In the late 1940s, Kirk and his sister’s best friend went to Scotland so that he could continue his educational career. Kirk was infatuated with the young woman — Birzer described her as Kirk’s Beatrice. He said that when she broke off their relationship, Kirk wrote in his diary: ‘‘My life is over. I don’t know what to do. I was going to pour my whole self into Rosy now what can I do? Well maybe I will pour all my energy into reviving conservatism.”

Birzer said he wants to revive interest in Kirk because he thinks that he has fallen out of favor in conservatism since his death in the mid-1990s.

“Kirk was always very distrustful of politics,” Birzer said. “He didn’t see politics or political theory as really anything more than necessity and an expression of what needs to be done here and now.”

Birzer added that young conservatives who pick up Kirk’s “Conservative Mind” for guidance will probably be completely baffled by its silence on practical topics, such as taxes and politics.

“It is always about what is eternally true and what matters in the next world,” he said.

Birzer said that the dropping of the atomic bomb solidified Kirk’s views that government is nothing but a necessary evil.

“It would be hard, for example in the modern world, in a modern America, to find a patriotic Kirk,” he said.

Wrinn said this strangeness is what makes it important for the book to come out now.

“There are many conservatives like Brad who sort of represent a version of Russell Kirk’s conservatism,” Wrinn said. “But many people whom we identify as ‘conservative’ today would be unrecognizable to Russell Kirk as conservative.”

Russell Kirk was a man who was confident in his ideas and optimistic in the good of man.
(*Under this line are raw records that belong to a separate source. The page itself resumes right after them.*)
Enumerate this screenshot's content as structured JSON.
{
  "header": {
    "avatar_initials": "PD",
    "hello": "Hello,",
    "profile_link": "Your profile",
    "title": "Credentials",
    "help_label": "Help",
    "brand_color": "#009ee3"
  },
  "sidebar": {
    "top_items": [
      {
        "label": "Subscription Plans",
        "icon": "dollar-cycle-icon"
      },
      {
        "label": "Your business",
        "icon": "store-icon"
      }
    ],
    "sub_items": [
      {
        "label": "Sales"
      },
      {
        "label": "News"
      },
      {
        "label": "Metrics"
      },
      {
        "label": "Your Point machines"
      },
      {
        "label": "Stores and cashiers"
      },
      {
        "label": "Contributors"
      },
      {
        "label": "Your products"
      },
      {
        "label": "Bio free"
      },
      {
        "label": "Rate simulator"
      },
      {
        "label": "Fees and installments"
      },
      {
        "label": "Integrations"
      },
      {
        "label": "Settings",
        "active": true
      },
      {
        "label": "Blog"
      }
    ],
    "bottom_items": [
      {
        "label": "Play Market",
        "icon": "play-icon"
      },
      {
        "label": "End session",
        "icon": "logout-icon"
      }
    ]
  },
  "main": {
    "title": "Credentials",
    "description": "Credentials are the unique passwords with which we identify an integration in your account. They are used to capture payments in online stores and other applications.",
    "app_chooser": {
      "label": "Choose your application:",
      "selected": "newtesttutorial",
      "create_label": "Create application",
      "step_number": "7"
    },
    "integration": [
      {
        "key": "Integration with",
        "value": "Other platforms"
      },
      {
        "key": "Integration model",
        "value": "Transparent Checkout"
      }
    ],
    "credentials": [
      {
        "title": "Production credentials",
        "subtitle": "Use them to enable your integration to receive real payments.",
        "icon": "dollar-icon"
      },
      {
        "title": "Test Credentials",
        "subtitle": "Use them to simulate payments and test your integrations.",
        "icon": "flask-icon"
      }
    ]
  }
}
He was a very “eccentric man,” Birzer said, who had a very romantic air about him.

“He loved being himself and he loved just doing anything. Whether it shocked people or not, I don’t think he really cared,” Birzer said.

Annette Kirk said she believes Birzer to be an excellent person to write the biography because he understands certain things about her husband.

“[Birzer] referred to [Russell Kirk] as a meta-historian and I think that that is absolutely true,” Anette Kirk said. “[Russell] is a historian that is above just the particulars. He looks in deeper into the meanings behind the actions people do and the meanings of events in history.”

Wrinn says he believes Birzer’s book has “great potential” to become an important part of the Kirkian and conservative dialogue.

“I would rather have a critical dialogue then have a book be ignored,” Wrinn said, “and that to me is what Brad is going to achieve — a book that must be addressed by anyone who studies modern intellectual thought and intellectual history.”